Wood also left to the city an impressive collection of 19th landscapes, including some from Hudson River School contemporaries. The gallery has never been able to exhibit the entire landscape collection. Displaying all these works together at the Wood’s Nuquist Gallery is, according to curator Phillip Robertson, “a huge triumph for 19th century American landscape painting.”

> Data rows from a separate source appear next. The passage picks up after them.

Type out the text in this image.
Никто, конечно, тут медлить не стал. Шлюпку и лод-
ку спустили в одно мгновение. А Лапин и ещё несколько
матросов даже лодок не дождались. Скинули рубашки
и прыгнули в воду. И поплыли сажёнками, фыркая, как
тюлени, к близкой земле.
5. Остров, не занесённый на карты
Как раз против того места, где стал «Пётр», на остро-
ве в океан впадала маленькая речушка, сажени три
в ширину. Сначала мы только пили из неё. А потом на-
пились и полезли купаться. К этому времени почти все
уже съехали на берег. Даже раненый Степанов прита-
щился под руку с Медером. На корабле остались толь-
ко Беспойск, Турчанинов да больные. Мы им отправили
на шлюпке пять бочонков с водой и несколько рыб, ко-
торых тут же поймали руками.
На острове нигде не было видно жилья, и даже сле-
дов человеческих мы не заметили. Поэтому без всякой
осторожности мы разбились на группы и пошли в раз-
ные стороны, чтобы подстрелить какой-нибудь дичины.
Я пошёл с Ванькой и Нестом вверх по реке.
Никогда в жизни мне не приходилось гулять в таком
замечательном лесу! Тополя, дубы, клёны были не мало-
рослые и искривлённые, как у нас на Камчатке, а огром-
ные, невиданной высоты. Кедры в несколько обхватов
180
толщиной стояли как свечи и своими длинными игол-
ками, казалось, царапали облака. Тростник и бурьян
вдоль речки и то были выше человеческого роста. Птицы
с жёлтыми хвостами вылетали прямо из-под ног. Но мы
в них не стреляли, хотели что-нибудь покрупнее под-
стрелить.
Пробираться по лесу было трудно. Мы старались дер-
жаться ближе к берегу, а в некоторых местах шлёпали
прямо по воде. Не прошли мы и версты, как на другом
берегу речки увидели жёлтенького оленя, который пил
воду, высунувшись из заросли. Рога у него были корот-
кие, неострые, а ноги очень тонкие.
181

Thomas Waterman Wood holds a unique place in 19th century American art for his empathic images of African-Americans. Unlike some of his contemporaries, Wood always portrayed his subjects with dignity rather than caricature. Unfortunately, because of COVID-19, the exhibit of Wood’s remarkable paintings of African-Americans at the Vermont State House has been postponed.
Wood was also a master printmaker whose work was regularly published in Harper’s Weekly. Montpelier City Hall showcases will feature many of the etchings in the gallery’s collection.
In the 20th century, the collection of the T.W. Wood expanded significantly with the appointment of the gallery as the northern New England repository of artwork from the Works Progress Administration, which supported artists during the Great Depression. On permanent loan to the Wood Gallery are over 90 works of art, many of which will be on display for the celebration.
The Vermont History Museum will exhibit all the gallery’s Works Progress Administration prints — the first time all of the print collection will be shown at the same time. Print show co-curator Paul Zaloom, of “Beakman’s World,” believes that the gallery’s collection is “a treasure that deserves way more attention from the wider community in central Vermont and beyond.”
In 1895, addressing the people of Montpelier at the opening of the T.W. Wood Gallery, the artist said, “This is my native place, and while I am in one sense a transient person here, still I have resided more years among you than the majority of your year-round inhabitants, and when I have been absent in body, my heart has been dwelling in this lovely valley…. This is one of the serious moments of my life…. I have come to the undertaking which every good citizen of the republican community aspires to accomplish, viz: the establishment of an institution for the culture and the welfare of his fellow men.”
One hundred and twenty-five years later, Thomas Waterman Wood’s vision lives on.
Therese Mageau is a member of the T.W. Wood Board of Trustees.